Wednesday, July 15, 2009

Deciphering an unknown language...

This post is a response to Marian's question of a few days ago.

I have seen some of the instances Marian refers to, of humans trying to decipher alien communication beginning with numbers. David Marshall also has a good point about chemistry. In effect, the idea behind these approaches is to try to find understanding by starting with something we know we must have in common.

I'm not convinced that these things would work in actual practice, simply because they rely in large part on our own perception of the separation of objects.

However, in SF generally there is a degree of commonality embedded in the premise. Sometimes the only assumption is that of common perception of objects and numbers. Sometimes it's greater, as when an author asks you to accept a computer that is able to process and decipher language, or when an author asks you to accept a machine translator (or babel fish!)

In her Xenolinguist stories, Sheila Finch often deals with thorny questions related to how alien contexts and physiologies would influence language form - and in fact, she'll be guest blogging here in the next day or so to talk a bit about her design of the Xenolinguists' universe.

In my own stories, I like to pick up at a point where linguists feel they've already got the language largely under control, and deal with the fine points of culture, dialect, and the significance of language.

But the question was how to get past numbers into deciphering more of a language. The key, I think, is context.

The folks who write about the numbers-based communication strategy are setting up a very hard problem, dealing as they are with signals sent at a distance. This kind of communication, much like writing, is highly divorced from the original context of communication.

Humans tend to see objects as separate from one another and assign words to them. This is the vocabulary, or lexicon. When humans are working in a close context of togetherness and shared activity, often enough only a single word is enough to evoke the correct meaning, as when the doctor says "scalpel" over the patient in the operating room. The further away one moves from immediate shared context, the more language features become necessary to get the message across. This is essentially the origin of grammar - pieces of sound (in the human case) stuck in with the object information to show relation, in cases when the relation is not immediately clear to both parties. Writing takes this phenomenon to an extreme, while transmission of data over interstellar distances pushes it even farther.

Humans have powerful language-processing mechanisms built into their brains. We are able to track sounds with powerful accuracy, identifying separate clicks even when they are delivered at quite high speeds - I saw an article on this in the New York Times while in Chicago a few weeks ago. When light flashes occur at the same rate, the eye perceives it as continuous motion and is unable to separate it.

Another thing humans are able to do is perceive frequency of occurrence. If I were to give you two words, say, "true" and "identifiable," you could probably give me an accurate ranking of which one occurs more commonly in English, right off the top of your head. This is a tremendous advantage in deciphering language, whether it be auditory or visual.

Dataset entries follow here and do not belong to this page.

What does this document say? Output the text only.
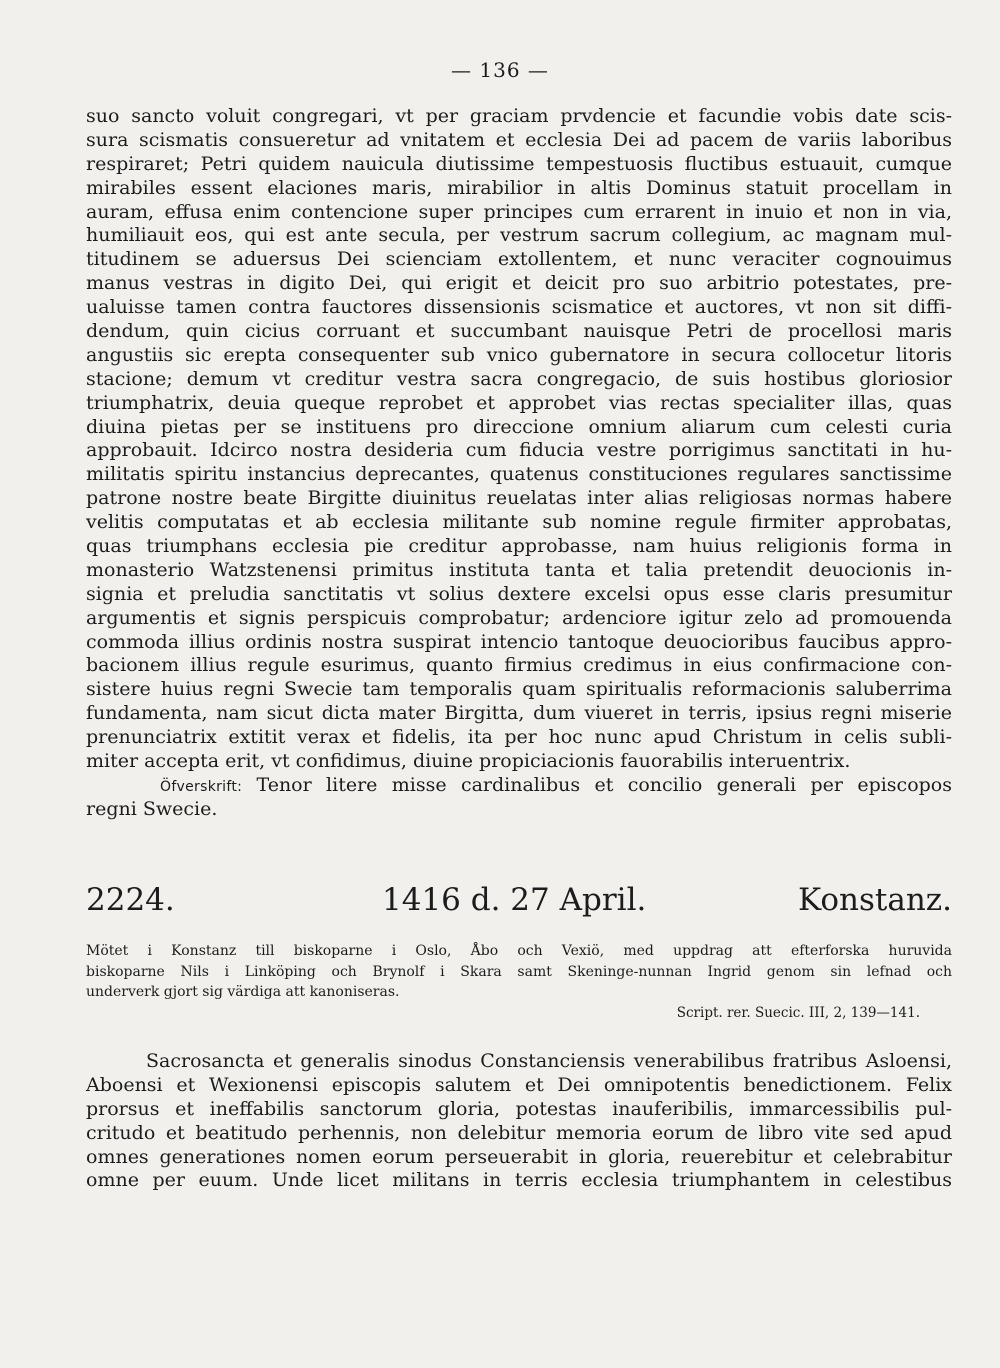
— 136 —
suo sancto voluit congregari, vt per graciam prvdencie et facundie vobis date scis-
sura scismatis consueretur ad vnitatem et ecclesia Dei ad pacem de variis laboribus
respiraret; Petri quidem nauicula diutissime tempestuosis fluctibus estuauit, cumque
mirabiles essent elaciones maris, mirabilior in altis Dominus statuit procellam in
auram, effusa enim contencione super principes cum errarent in inuio et non in via,
humiliauit eos, qui est ante secula, per vestrum sacrum collegium, ac magnam mul-
titudinem se aduersus Dei scienciam extollentem, et nunc veraciter cognouimus
manus vestras in digito Dei, qui erigit et deicit pro suo arbitrio potestates, pre-
ualuisse tamen contra fauctores dissensionis scismatice et auctores, vt non sit diffi-
dendum, quin cicius corruant et succumbant nauisque Petri de procellosi maris
angustiis sic erepta consequenter sub vnico gubernatore in secura collocetur litoris
stacione; demum vt creditur vestra sacra congregacio, de suis hostibus gloriosior
triumphatrix, deuia queque reprobet et approbet vias rectas specialiter illas, quas
diuina pietas per se instituens pro direccione omnium aliarum cum celesti curia
approbauit. Idcirco nostra desideria cum fiducia vestre porrigimus sanctitati in hu-
militatis spiritu instancius deprecantes, quatenus constituciones regulares sanctissime
patrone nostre beate Birgitte diuinitus reuelatas inter alias religiosas normas habere
velitis computatas et ab ecclesia militante sub nomine regule firmiter approbatas,
quas triumphans ecclesia pie creditur approbasse, nam huius religionis forma in
monasterio Watzstenensi primitus instituta tanta et talia pretendit deuocionis in-
signia et preludia sanctitatis vt solius dextere excelsi opus esse claris presumitur
argumentis et signis perspicuis comprobatur; ardenciore igitur zelo ad promouenda
commoda illius ordinis nostra suspirat intencio tantoque deuocioribus faucibus appro-
bacionem illius regule esurimus, quanto firmius credimus in eius confirmacione con-
sistere huius regni Swecie tam temporalis quam spiritualis reformacionis saluberrima
fundamenta, nam sicut dicta mater Birgitta, dum viueret in terris, ipsius regni miserie
prenunciatrix extitit verax et fidelis, ita per hoc nunc apud Christum in celis subli-
miter accepta erit, vt confidimus, diuine propiciacionis fauorabilis interuentrix.
Öfverskrift: Tenor litere misse cardinalibus et concilio generali per episcopos
regni Swecie.
2224.	1416 d. 27 April.	Konstanz.
Mötet i Konstanz till biskoparne i Oslo, Åbo och Vexiö, med uppdrag att efterforska huruvida
biskoparne Nils i Linköping och Brynolf i Skara samt Skeninge-nunnan Ingrid genom sin lefnad och
underverk gjort sig värdiga att kanoniseras.
Script. rer. Suecic. III, 2, 139—141.
Sacrosancta et generalis sinodus Constanciensis venerabilibus fratribus Asloensi,
Aboensi et Wexionensi episcopis salutem et Dei omnipotentis benedictionem. Felix
prorsus et ineffabilis sanctorum gloria, potestas inauferibilis, immarcessibilis pul-
critudo et beatitudo perhennis, non delebitur memoria eorum de libro vite sed apud
omnes generationes nomen eorum perseuerabit in gloria, reuerebitur et celebrabitur
omne per euum. Unde licet militans in terris ecclesia triumphantem in celestibus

So what we do when we see communication is we try to identify patterns that repeat in similar contexts. If we went to an alien planet, the best approach would probably be to get as close as possible to aliens and begin taking samples of their language with as much contextual information as possible - both physical, temporal, and social. Since those contextual cues may not be the same ones we typically use, having sophisticated sensors and computer power at our fingertips would probably be a great help. Once we figure out correspondences, we can start assigning tentative meanings. Having a local resident to test these meanings on, even if it means playing recordings of things that human vocal tracts find unpronounceable, is an indispensable step.

Even so, this process would certainly take years.

The last thing I'll add tonight is a couple of examples of context and frequency distinctions, from the area of phonology. Linguistics talks about something called a "minimal pair," which is the diagnostic test for a phoneme. It goes roughly like this: if you change one single sound in a word, and the meaning of the word changes, then that single sound is a phoneme. The two words, one with one sound and one with the other, are called minimal pairs.

"bit" and "bat" show that short "i" and short "a" are separate phonemes from each other.

On the other hand, aspirated "t" and non-aspirated "t" both occur in English, but are allophones, or two different forms of the same phoneme, because they can be related by a rule, and don't make the difference between separate words.

"tar" contains aspirated "t"
"star" contains non-aspirated "t" - but the non-aspirated "t" is present because of the "s" preceding it.

These two types of "t" are phonemes in at least one Indian language (I can't cite a minimal pair, however, not knowing Indian languages well myself; perhaps one of my readers could give me an example).

I hope that sheds a little light on this process; I certainly have enormous respect for the linguists who have gone out into the field and taken on languages previously unknown to them. Marian, you can always let me know if you have other questions.

1 comment:

  1. A couple piddly questions of no real importance (and possibly no real relevance either):

    (1) Are you familiar with the book "A for Andromeda" by Fred Hoyle and John Elliot, and if so, what are your objections to method used to "decode" the alien message?

    (2) Are you familiar with the artificial language Loglan, and if so, do you have any wise insights concerning it?